Editor’s note: This article was originally published on May 5, 2016.
This semester I decided to do something that terrifies me: I enrolled in a storytelling course. As an anxious public speaker, I challenged myself by taking a class in which I’d have to present without notes, slides, or group members to assist me.
Storytelling often appeals to students specializing in youth or school media because, obviously, leading storytime is part of the job description. After speaking with some peers from my program, I found out that this class is not only beneficial for those working with children. In fact, storytelling is actually recommended to people from every specialization, from academic librarianship to archives.
Truth is, telling stories is useful in many different settings. Stories are one of the most effective ways of conveying information regardless of the audience. For those of us who will be responsible for instruction or giving presentations (so, pretty much everyone), stories provide a way to engage audiences and to help them retain information. Some examples:
- Say you’re in a job interview and the search committee asks you about a time you overcame a challenge: this is a great opportunity to share a story!
- You are teaching a class on building a website when someone asks you how this skill is useful. An anecdote can make a great answer.
- In a meeting with community stakeholders, you have to have to give a presentation about the value your library provides to the community. Your response may very well be a story.
In my class we are required to tell three stories that are three to ten minutes long. The focus is oral storytelling; we tell stories from memory rather than reading them. We also collect 20-30 stories in a “future file” that we can use later in our careers. For our final project we are encouraged to create our own digital story, a skill I know will be useful in my future career.
An integral part of the course is listening and giving feedback to others: it’s very much a course in listening as much as telling. This is especially important because it’s an online class. Since we can’t see physical clues such as body language, we really have to rely on the teller’s voice and tone to grasp the meaning of the story.
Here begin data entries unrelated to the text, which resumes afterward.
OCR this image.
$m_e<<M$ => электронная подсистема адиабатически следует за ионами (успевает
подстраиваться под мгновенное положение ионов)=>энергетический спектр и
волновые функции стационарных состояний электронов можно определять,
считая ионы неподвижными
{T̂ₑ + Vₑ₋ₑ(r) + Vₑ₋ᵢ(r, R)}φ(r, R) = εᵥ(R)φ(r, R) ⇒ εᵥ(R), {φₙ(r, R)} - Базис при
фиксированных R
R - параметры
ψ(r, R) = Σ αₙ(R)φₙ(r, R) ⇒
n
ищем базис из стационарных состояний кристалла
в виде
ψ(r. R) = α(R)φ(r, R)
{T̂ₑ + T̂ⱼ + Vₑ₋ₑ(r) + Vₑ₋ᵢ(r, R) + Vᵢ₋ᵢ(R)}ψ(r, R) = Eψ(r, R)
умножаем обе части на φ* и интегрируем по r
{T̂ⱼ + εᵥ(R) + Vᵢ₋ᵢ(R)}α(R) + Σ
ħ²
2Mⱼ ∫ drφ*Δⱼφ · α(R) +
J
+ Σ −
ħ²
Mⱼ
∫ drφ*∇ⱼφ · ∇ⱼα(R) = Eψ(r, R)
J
Storytelling was scary for me at first. Knowing that people were hearing my every word and critiquing me was certainly stressful. However, over the course of the class I realized a few important things:
- People want you to succeed. Nobody wants to hear a teller get nervous and make mistakes; they want you to do well.
- Everyone gets nervous when they present. When we discussed everyone’s story after they were done, nearly every single person asked if the audience could tell how nervous they were. Most of the time, the answer was no.
- Storytelling is a skill that requires practice. There are countless techniques you can use to make your story successful and you’ll need a lot of practice to find out what they are. Our textbook gave me a lot of ideas for improving my style.
Everyone has a different process for developing a story. Personally, I will read or listen to my chosen story multiple times, writing down the key plot points in chronological order. Then I’ll tell it to myself, checking my notes as needed, until I have things down. Finally, I practice with a friend or family member. Other people create storyboards or record themselves as part of the process. My advice: don’t take yourself too seriously. You’re going to have to get goofy and walk around talking to yourself in different voices. Don’t limit yourself to one kind of story. Play around with different genres and styles to find out what works for you. The three stories I told in class included a Norwegian folktale, a children’s fantasy story, and a horror story.
When you’re ready to start working on a story, try creating a storyboard to help you practice. If you’re interested in creating a digital story, try using software such as Windows Movie Maker or iMovie.
Have you taken a similar course? Has storytelling helped you in your career?